# understanding frequency distribution

I apologize for this basic question but I am a research librarian and not a statistician. I am trying to determine labor force participation rates from the CPS and I created a table. Could someone kindly point out how to interpret the results. I completed a number of video tutorials but the frequency distribution still confuses me. I included a screenshot below. Thank you in advance for your time and assistance. tribution table remains difficult.

hi. here’s another non-statistician’s partial answer.

the rows list mutually exclusive “attributes” of the subjects, i.e., one is either “At Work”, or “Unemployed, experienced worker”, “NILF, unable to work”, or “NILF, other”. each person is one of these, and *only* one of these. so, if you add up all these rows (for a particular year), you have all the subjects.

the bottom row (“COL TOTAL”) is a check, showing that the sum of the previous rows in that column add up to 100%. the right most column (“ROW TOTAL”) shows the sum of the previous columns in that row, and expresses that both as a number and as a percentage of the sum of the other rows in the right most column (which number is shown in the bottom right cell – right most column, bottom row – of the table).

columns: for your frequency table, the first colum (1996) says that, of the population in question (who *are* those people?), none were working, 45.8% were unable to work, while 54.2% were for other reasons “Not In the Labor Force”. those three numbers “exhaust” the population in question in 1996, so they add up to 100%, which is listed in the bottom row (“COL TOTAL”).

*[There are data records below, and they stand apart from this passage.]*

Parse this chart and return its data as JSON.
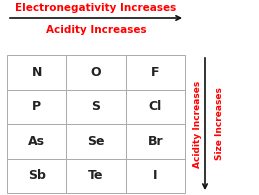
{
  "title1": "Electronegativity Increases",
  "title2": "Acidity Increases",
  "right_label1": "Acidity Increases",
  "right_label2": "Size Increases",
  "table": [
    [
      "N",
      "O",
      "F"
    ],
    [
      "P",
      "S",
      "Cl"
    ],
    [
      "As",
      "Se",
      "Br"
    ],
    [
      "Sb",
      "Te",
      "I"
    ]
  ],
  "red_color": "#FF0000",
  "grid_color": "#aaaaaa",
  "text_color": "#222222",
  "bg_color": "#FFFFFF",
  "cell_text_fontsize": 9,
  "arrow_color": "#111111"
}
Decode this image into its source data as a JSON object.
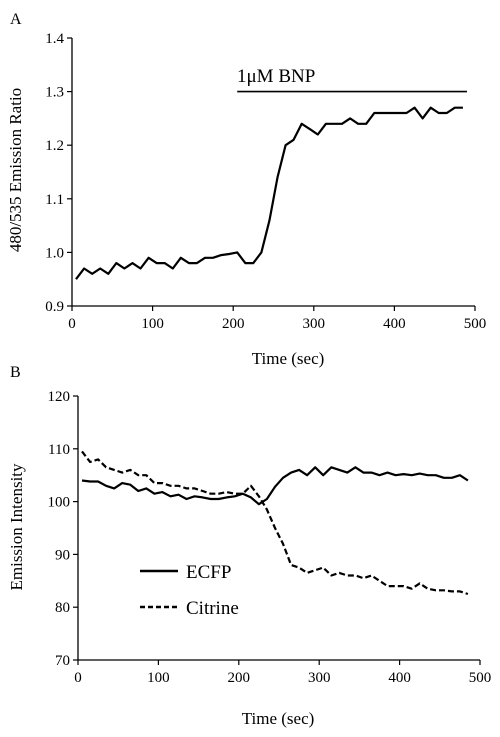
{
  "chart_data": [
    {
      "panel": "A",
      "type": "line",
      "xlabel": "Time (sec)",
      "ylabel": "480/535 Emission Ratio",
      "xlim": [
        0,
        500
      ],
      "ylim": [
        0.9,
        1.4
      ],
      "xticks": [
        0,
        100,
        200,
        300,
        400,
        500
      ],
      "yticks": [
        0.9,
        1.0,
        1.1,
        1.2,
        1.3,
        1.4
      ],
      "ytick_labels": [
        "0.9",
        "1.0",
        "1.1",
        "1.2",
        "1.3",
        "1.4"
      ],
      "grid": false,
      "annotation": {
        "text": "1μM BNP",
        "x_start": 205,
        "x_end": 490,
        "y": 1.3
      },
      "series": [
        {
          "x": [
            5,
            15,
            25,
            35,
            45,
            55,
            65,
            75,
            85,
            95,
            105,
            115,
            125,
            135,
            145,
            155,
            165,
            175,
            185,
            195,
            205,
            215,
            225,
            235,
            245,
            255,
            265,
            275,
            285,
            295,
            305,
            315,
            325,
            335,
            345,
            355,
            365,
            375,
            385,
            395,
            405,
            415,
            425,
            435,
            445,
            455,
            465,
            475,
            485
          ],
          "values": [
            0.95,
            0.97,
            0.96,
            0.97,
            0.96,
            0.98,
            0.97,
            0.98,
            0.97,
            0.99,
            0.98,
            0.98,
            0.97,
            0.99,
            0.98,
            0.98,
            0.99,
            0.99,
            0.995,
            0.997,
            1.0,
            0.98,
            0.98,
            1.0,
            1.06,
            1.14,
            1.2,
            1.21,
            1.24,
            1.23,
            1.22,
            1.24,
            1.24,
            1.24,
            1.25,
            1.24,
            1.24,
            1.26,
            1.26,
            1.26,
            1.26,
            1.26,
            1.27,
            1.25,
            1.27,
            1.26,
            1.26,
            1.27,
            1.27
          ]
        }
      ]
    },
    {
      "panel": "B",
      "type": "line",
      "xlabel": "Time (sec)",
      "ylabel": "Emission Intensity",
      "xlim": [
        0,
        500
      ],
      "ylim": [
        70,
        120
      ],
      "xticks": [
        0,
        100,
        200,
        300,
        400,
        500
      ],
      "yticks": [
        70,
        80,
        90,
        100,
        110,
        120
      ],
      "ytick_labels": [
        "70",
        "80",
        "90",
        "100",
        "110",
        "120"
      ],
      "grid": false,
      "legend_position": "lower-left",
      "series": [
        {
          "name": "ECFP",
          "style": "solid",
          "x": [
            5,
            15,
            25,
            35,
            45,
            55,
            65,
            75,
            85,
            95,
            105,
            115,
            125,
            135,
            145,
            155,
            165,
            175,
            185,
            195,
            205,
            215,
            225,
            235,
            245,
            255,
            265,
            275,
            285,
            295,
            305,
            315,
            325,
            335,
            345,
            355,
            365,
            375,
            385,
            395,
            405,
            415,
            425,
            435,
            445,
            455,
            465,
            475,
            485
          ],
          "values": [
            104,
            103.8,
            103.8,
            103,
            102.5,
            103.5,
            103.2,
            102,
            102.5,
            101.5,
            101.8,
            101,
            101.3,
            100.5,
            101,
            100.8,
            100.5,
            100.5,
            100.8,
            101,
            101.5,
            100.8,
            99.5,
            100.5,
            102.8,
            104.5,
            105.5,
            106,
            105,
            106.5,
            105,
            106.5,
            106,
            105.5,
            106.5,
            105.5,
            105.5,
            105,
            105.5,
            105,
            105.2,
            105,
            105.3,
            105,
            105,
            104.5,
            104.5,
            105,
            104
          ]
        },
        {
          "name": "Citrine",
          "style": "dashed",
          "x": [
            5,
            15,
            25,
            35,
            45,
            55,
            65,
            75,
            85,
            95,
            105,
            115,
            125,
            135,
            145,
            155,
            165,
            175,
            185,
            195,
            205,
            215,
            225,
            235,
            245,
            255,
            265,
            275,
            285,
            295,
            305,
            315,
            325,
            335,
            345,
            355,
            365,
            375,
            385,
            395,
            405,
            415,
            425,
            435,
            445,
            455,
            465,
            475,
            485
          ],
          "values": [
            109.5,
            107.5,
            108,
            106.5,
            106,
            105.5,
            106,
            105,
            105,
            103.5,
            103.5,
            103,
            103,
            102.5,
            102.5,
            102,
            101.5,
            101.5,
            101.8,
            101.5,
            101.5,
            103,
            101,
            98.5,
            95,
            92,
            88,
            87.5,
            86.5,
            87,
            87.5,
            86,
            86.5,
            86,
            86,
            85.5,
            86,
            85,
            84,
            84,
            84,
            83.5,
            84.5,
            83.5,
            83.2,
            83.2,
            83,
            83,
            82.5
          ]
        }
      ]
    }
  ]
}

rows: if we look at a row, 10, say, “At work”, we see that only in year 2006 was that number greater than zero. in 2006, the number of people at work equaled 60.4%, again of the specific population you have selected; this number corresponds to 7,023.9 people in the population working. in the last column of row 10 (the column labeled “ROW TOTAL”), we see the same 7,023.9 people, and that, *in row 10*, these 7,023.9 people correspond to 14.6% of the 48,136.2 people at the bottom row (“COL TOTAL”).

*that* number, 48,136.2, is the sum of the numbers of the bottom row of the previous five columns. (in 1996, there were 11,668.8 people; in 2000, there were 4,087.5 people; in 2006, there were 11,626.1; in 2010, there were 7,845.6; and in 2016, there were 12,908.1.)

hope that helps.

Thank you so much. Just for clarification, I am working on a project calculating a jobs to population ratio for Hillsborough County (12057). Current literature suggests that the number of people claiming unable to work due to disability has increased along all age cohorts. I queried empstat, age(21-24) and disabwrk(2) Disability limits or prevents work.

The allocation of cases is 19 so I assume that only 19 people actually answered the question. the number below the percentage, for example row 10 has a value of 60. and 7,023.9. Does the 7,023.9 indicate that as the total number of people are at work although they are claiming a disability. Since I only have 19 cases, I am thinking I need to expand teh sample size.

Any ideas, does this make sense?

Many many thanks for your help.

If you run the same table without weighting (i.e. select a weight of “none” versus wtsupp), you will see where the 19 cases come from. The 19 valid cases correspond to 19 responses (across the years selected) to the ASEC survey. The weighting variable, wtsupp, allows you to create population based estimates from the samples. Therefore, for 2006, the percentage of individuals aged 21-34 with a disability that limits or prevents work that are at work is 60%; 7,023 is the weighted number (population value) of individuals that fit the same criteria.

Just a quick note about your age filter: in your original screenshot, you have the criteria as 21-34, however, in your follow-up question, you indicated 21-24 as your desired age range. Age(21-34) will give you 19 unweighted cases, whereas age(21-24) will give you 5 unweighted cases.